Saturday, December 29, 2001
N E T P I C K I N G


The great writer

There was once a young man who, in his youth, professed his desire to become a great writer. When asked to define "great", he said, "I want to write stuff that the whole world will read, stuff that people will react to on a truly emotional level, stuff that will make them scream, cry, howl in pain and anger!"

He now works for Microsoft, writing error messages.

Neither do I

Young man Murphy applied for an engineering position at an Irish firm based in Dublin. An American applied for the same job and both applicants having the same qualifications were asked to take a test by the department manager.
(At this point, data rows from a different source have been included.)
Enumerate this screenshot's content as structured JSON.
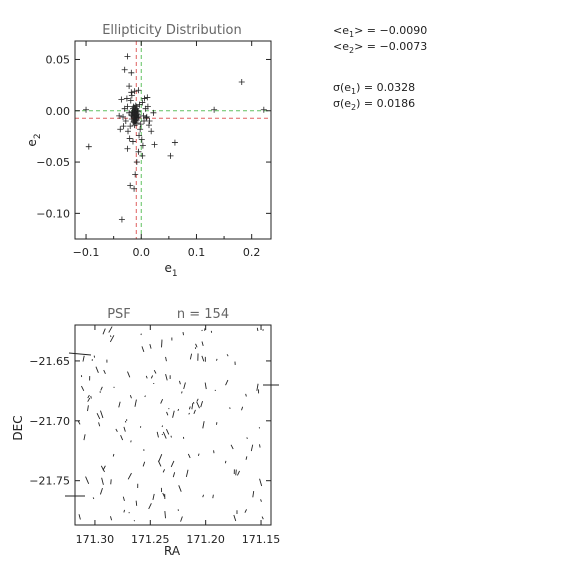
{
  "chart_data": [
    {
      "type": "scatter",
      "title": "Ellipticity Distribution",
      "xlabel": "e1",
      "ylabel": "e2",
      "xlim": [
        -0.12,
        0.235
      ],
      "ylim": [
        -0.125,
        0.068
      ],
      "xticks": [
        -0.1,
        0.0,
        0.1,
        0.2
      ],
      "xtick_labels": [
        "−0.1",
        "0.0",
        "0.1",
        "0.2"
      ],
      "yticks": [
        0.05,
        0.0,
        -0.05,
        -0.1
      ],
      "ytick_labels": [
        "0.05",
        "0.00",
        "−0.05",
        "−0.10"
      ],
      "grid": false,
      "marker": "plus",
      "mean_lines": {
        "red": {
          "e1": -0.009,
          "e2": -0.0073,
          "color": "#e06060"
        },
        "green": {
          "e1": 0.0,
          "e2": 0.0,
          "color": "#60c060"
        }
      },
      "points": [
        [
          -0.012,
          -0.004
        ],
        [
          -0.01,
          -0.002
        ],
        [
          -0.014,
          -0.006
        ],
        [
          -0.008,
          -0.003
        ],
        [
          -0.011,
          0.001
        ],
        [
          -0.013,
          -0.008
        ],
        [
          -0.009,
          -0.005
        ],
        [
          -0.015,
          -0.002
        ],
        [
          -0.007,
          -0.007
        ],
        [
          -0.012,
          0.003
        ],
        [
          -0.01,
          -0.01
        ],
        [
          -0.016,
          -0.005
        ],
        [
          -0.006,
          -0.001
        ],
        [
          -0.013,
          0.0
        ],
        [
          -0.011,
          -0.006
        ],
        [
          -0.009,
          0.002
        ],
        [
          -0.014,
          -0.011
        ],
        [
          -0.008,
          -0.009
        ],
        [
          -0.012,
          -0.001
        ],
        [
          -0.01,
          0.005
        ],
        [
          -0.017,
          -0.008
        ],
        [
          -0.006,
          -0.004
        ],
        [
          -0.013,
          -0.003
        ],
        [
          -0.011,
          -0.012
        ],
        [
          -0.009,
          -0.007
        ],
        [
          -0.015,
          0.002
        ],
        [
          -0.007,
          0.0
        ],
        [
          -0.012,
          -0.009
        ],
        [
          -0.01,
          -0.004
        ],
        [
          -0.014,
          0.004
        ],
        [
          -0.008,
          -0.012
        ],
        [
          -0.016,
          -0.001
        ],
        [
          -0.012,
          -0.006
        ],
        [
          -0.01,
          0.001
        ],
        [
          -0.011,
          -0.003
        ],
        [
          -0.013,
          -0.01
        ],
        [
          -0.005,
          -0.006
        ],
        [
          -0.018,
          -0.004
        ],
        [
          -0.009,
          0.004
        ],
        [
          -0.012,
          -0.014
        ],
        [
          -0.025,
          0.004
        ],
        [
          -0.02,
          -0.015
        ],
        [
          0.005,
          -0.01
        ],
        [
          -0.003,
          0.006
        ],
        [
          -0.022,
          -0.002
        ],
        [
          0.008,
          0.002
        ],
        [
          -0.019,
          0.01
        ],
        [
          -0.002,
          -0.018
        ],
        [
          0.002,
          0.008
        ],
        [
          -0.028,
          -0.01
        ],
        [
          0.004,
          -0.005
        ],
        [
          -0.024,
          -0.02
        ],
        [
          -0.017,
          0.015
        ],
        [
          -0.001,
          -0.013
        ],
        [
          0.01,
          -0.006
        ],
        [
          -0.03,
          0.002
        ],
        [
          -0.021,
          -0.027
        ],
        [
          0.006,
          0.012
        ],
        [
          -0.026,
          0.012
        ],
        [
          -0.004,
          -0.024
        ],
        [
          0.012,
          0.004
        ],
        [
          -0.033,
          -0.006
        ],
        [
          -0.015,
          -0.03
        ],
        [
          0.014,
          -0.014
        ],
        [
          -0.018,
          0.018
        ],
        [
          0.001,
          -0.028
        ],
        [
          -0.04,
          -0.005
        ],
        [
          -0.038,
          -0.018
        ],
        [
          0.022,
          -0.002
        ],
        [
          -0.005,
          -0.04
        ],
        [
          -0.036,
          0.011
        ],
        [
          0.018,
          -0.02
        ],
        [
          -0.008,
          -0.05
        ],
        [
          0.024,
          -0.033
        ],
        [
          -0.011,
          -0.062
        ],
        [
          0.015,
          -0.01
        ],
        [
          -0.025,
          -0.037
        ],
        [
          -0.013,
          -0.076
        ],
        [
          -0.02,
          -0.073
        ],
        [
          0.003,
          -0.034
        ],
        [
          -0.03,
          0.04
        ],
        [
          -0.012,
          0.019
        ],
        [
          -0.018,
          0.037
        ],
        [
          -0.005,
          0.02
        ],
        [
          -0.035,
          -0.106
        ],
        [
          -0.025,
          0.053
        ],
        [
          -0.1,
          0.001
        ],
        [
          -0.095,
          -0.035
        ],
        [
          0.053,
          -0.044
        ],
        [
          0.061,
          -0.031
        ],
        [
          0.132,
          0.001
        ],
        [
          0.182,
          0.028
        ],
        [
          0.222,
          0.001
        ],
        [
          0.009,
          -0.007
        ],
        [
          -0.032,
          -0.015
        ],
        [
          0.011,
          0.013
        ],
        [
          -0.022,
          0.024
        ],
        [
          0.002,
          -0.044
        ]
      ]
    },
    {
      "type": "vector-field",
      "title": "PSF",
      "annotation": "n = 154",
      "xlabel": "RA",
      "ylabel": "DEC",
      "xlim": [
        171.318,
        171.141
      ],
      "ylim": [
        -21.787,
        -21.62
      ],
      "xticks": [
        171.3,
        171.25,
        171.2,
        171.15
      ],
      "xtick_labels": [
        "171.30",
        "171.25",
        "171.20",
        "171.15"
      ],
      "yticks": [
        -21.65,
        -21.7,
        -21.75
      ],
      "ytick_labels": [
        "−21.65",
        "−21.70",
        "−21.75"
      ],
      "grid": false,
      "count": 154
    }
  ],
  "stats": {
    "mean_e1_label": "<e",
    "mean_e1_sub": "1",
    "mean_e1_value": "> = −0.0090",
    "mean_e2_label": "<e",
    "mean_e2_sub": "2",
    "mean_e2_value": "> = −0.0073",
    "sigma_e1_label": "σ(e",
    "sigma_e1_sub": "1",
    "sigma_e1_value": ") = 0.0328",
    "sigma_e2_label": "σ(e",
    "sigma_e2_sub": "2",
    "sigma_e2_value": ") = 0.0186"
  }
}
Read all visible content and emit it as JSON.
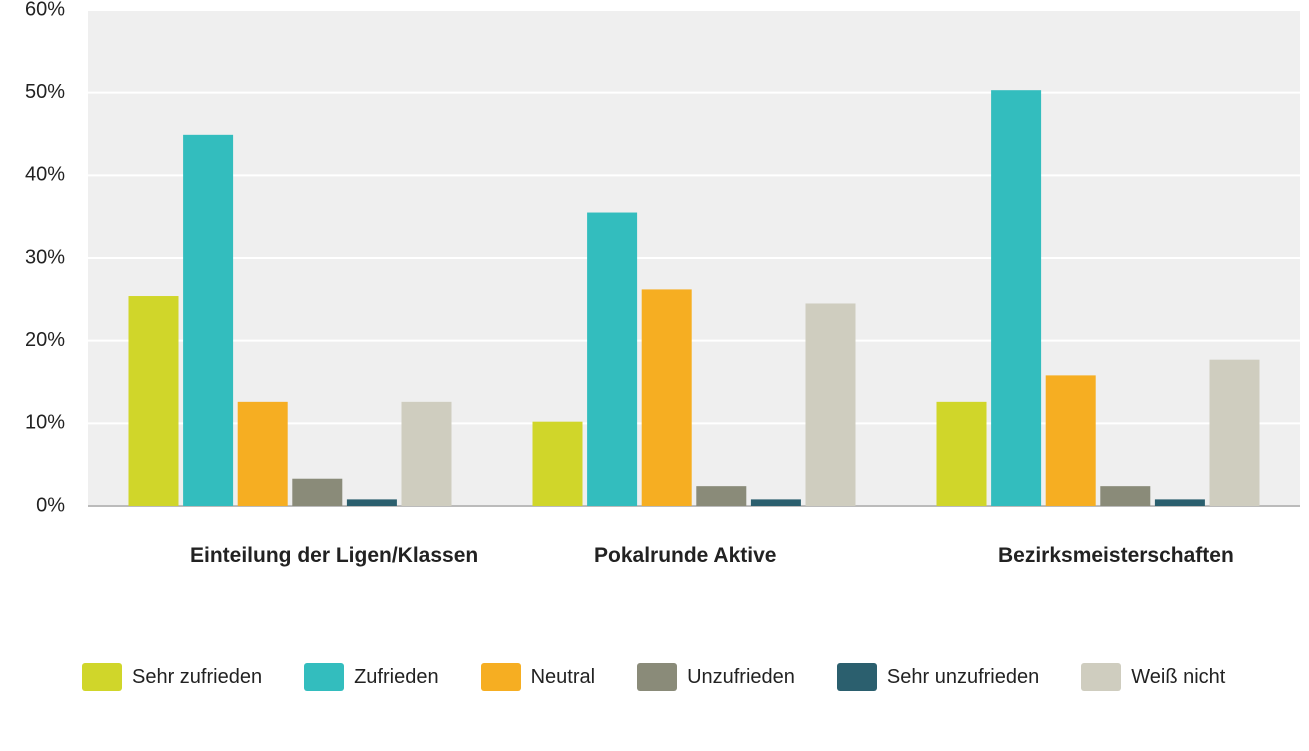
{
  "chart_data": {
    "type": "bar",
    "categories": [
      "Einteilung der Ligen/Klassen",
      "Pokalrunde Aktive",
      "Bezirksmeisterschaften"
    ],
    "series": [
      {
        "name": "Sehr zufrieden",
        "color": "#d0d62a",
        "values": [
          25.4,
          10.2,
          12.6
        ]
      },
      {
        "name": "Zufrieden",
        "color": "#33bdbe",
        "values": [
          44.9,
          35.5,
          50.3
        ]
      },
      {
        "name": "Neutral",
        "color": "#f6ae22",
        "values": [
          12.6,
          26.2,
          15.8
        ]
      },
      {
        "name": "Unzufrieden",
        "color": "#8a8b79",
        "values": [
          3.3,
          2.4,
          2.4
        ]
      },
      {
        "name": "Sehr unzufrieden",
        "color": "#2b5f6e",
        "values": [
          0.8,
          0.8,
          0.8
        ]
      },
      {
        "name": "Weiß nicht",
        "color": "#cfcdbf",
        "values": [
          12.6,
          24.5,
          17.7
        ]
      }
    ],
    "ylim": [
      0,
      60
    ],
    "yticks": [
      {
        "value": 0,
        "label": "0%"
      },
      {
        "value": 10,
        "label": "10%"
      },
      {
        "value": 20,
        "label": "20%"
      },
      {
        "value": 30,
        "label": "30%"
      },
      {
        "value": 40,
        "label": "40%"
      },
      {
        "value": 50,
        "label": "50%"
      },
      {
        "value": 60,
        "label": "60%"
      }
    ],
    "grid": true
  }
}
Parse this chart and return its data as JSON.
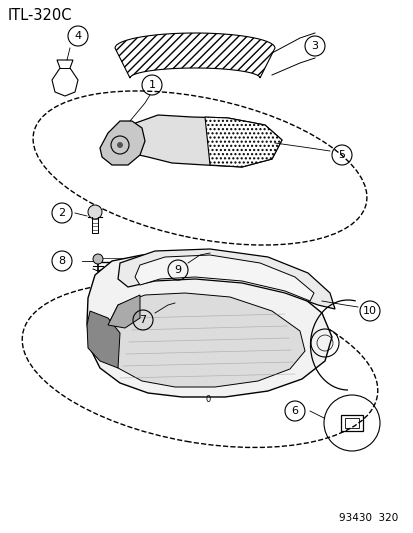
{
  "title": "ITL-320C",
  "footer": "93430  320",
  "bg_color": "#ffffff",
  "line_color": "#000000",
  "label_fontsize": 8,
  "title_fontsize": 10.5,
  "footer_fontsize": 7.5
}
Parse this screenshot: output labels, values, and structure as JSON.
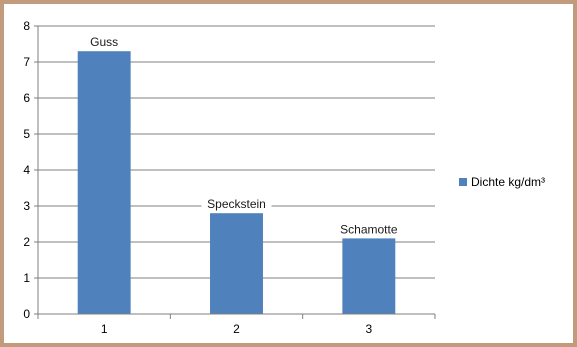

Upon completion of the test, both men only missed one of the questions. The manager went to Murphy and said, "Thank you for your interest, but we've decided to give the American the job."

 


Murphy asked, "And why would you be doing that? We both got nine questions correct. This being Ireland, and me being Irish I should get the job!"

The manager said, "We have made our decision not on the correct answers, but rather on the question that you missed."

Murphy then asked, "And just how would one incorrect answer be better than the other?"

The manager replied, "Simple, the American put down on question #5, 'I don't know.' You put down, 'Neither do I'."

Hat seller

There was once a hat seller who passed by a forest on his way back from the market. Since the weather was very hot, he decided to take a nap under one of the trees, so he left his whole basket of hats by his side. A few hours later, he woke up by some sounds. The next thing he realised was that all his hats were gone. He heard some monkeys on the tree and so he looked up. To his surprise, the tree was full of monkeys and they had taken all his hats. The hat seller sat down and thought of how he could get the hats down. He thought and thought and started scratching his head. The next moment, he realised that the monkeys were doing the same action. Next, he took down his own hat and the monkeys did exactly the same.

An idea came to him, he took his hat and threw it on the ground and the monkeys did that too. So he finally managed to get all his hats back.

If you think you have read this before... read on!!!

Fifty years later, his grandson, Jack, also became a hat seller and had heard this monkey story from his grandfather. One day, just like his grandfather, he passed by the same forest, it was very hot, and he took a nap under the same tree and left the hats on the ground. He woke up and realised that all his hats were gone. He looked up and realised that the monkeys had taken all the hats. He remembered his grandfather's words, started scratching his head and the monkeys followed.

He took down his hat and fanned himself and again the monkeys followed. Now, very convinced of his grandfather's idea, Jack threw his hat on the floor. To his surprise, the monkeys still held on to all the hats.

Then one monkey climbed down the tree, grabbed the hat on the ground, gave him a slap and said, "You think only you have a grandfather?"

Hearing aid

A man realised he needed to purchase a hearing aid, but he felt unwilling to spend much money. "How much do they run?" he asked the clerk.

"That depends," said the salesman. "They run from $2.00 to $2,000."

"Let's see the $2.00 model," he said.

The clerk put the device around the man's neck. "You just stick this button in your ear and run this little string down to your pocket," he instructed.

"How does it work?" the customer asked.

"For $2.00 it doesn't work," the salesman replied. "But when people see it on you, they'll talk louder!"

Smaller portions

One Sunday, a cowboy went to church. When he entered, he saw that he and the preacher were the only ones present. The preacher asked the cowboy if he wanted him to go ahead and preach. The cowboy said, "I'm not too smart, but if I went to feed my cattle and only one showed up, I'd feed him." So the minister began his sermon.

One hour passed, then two hours, then two and a half hours. The preacher finally finished and came down to ask the cowboy how he had liked the sermon. The cowboy answered slowly, "Well, I'm not very smart, but if I went to feed my cattle and only one showed up, I sure wouldn't feed him all the hay."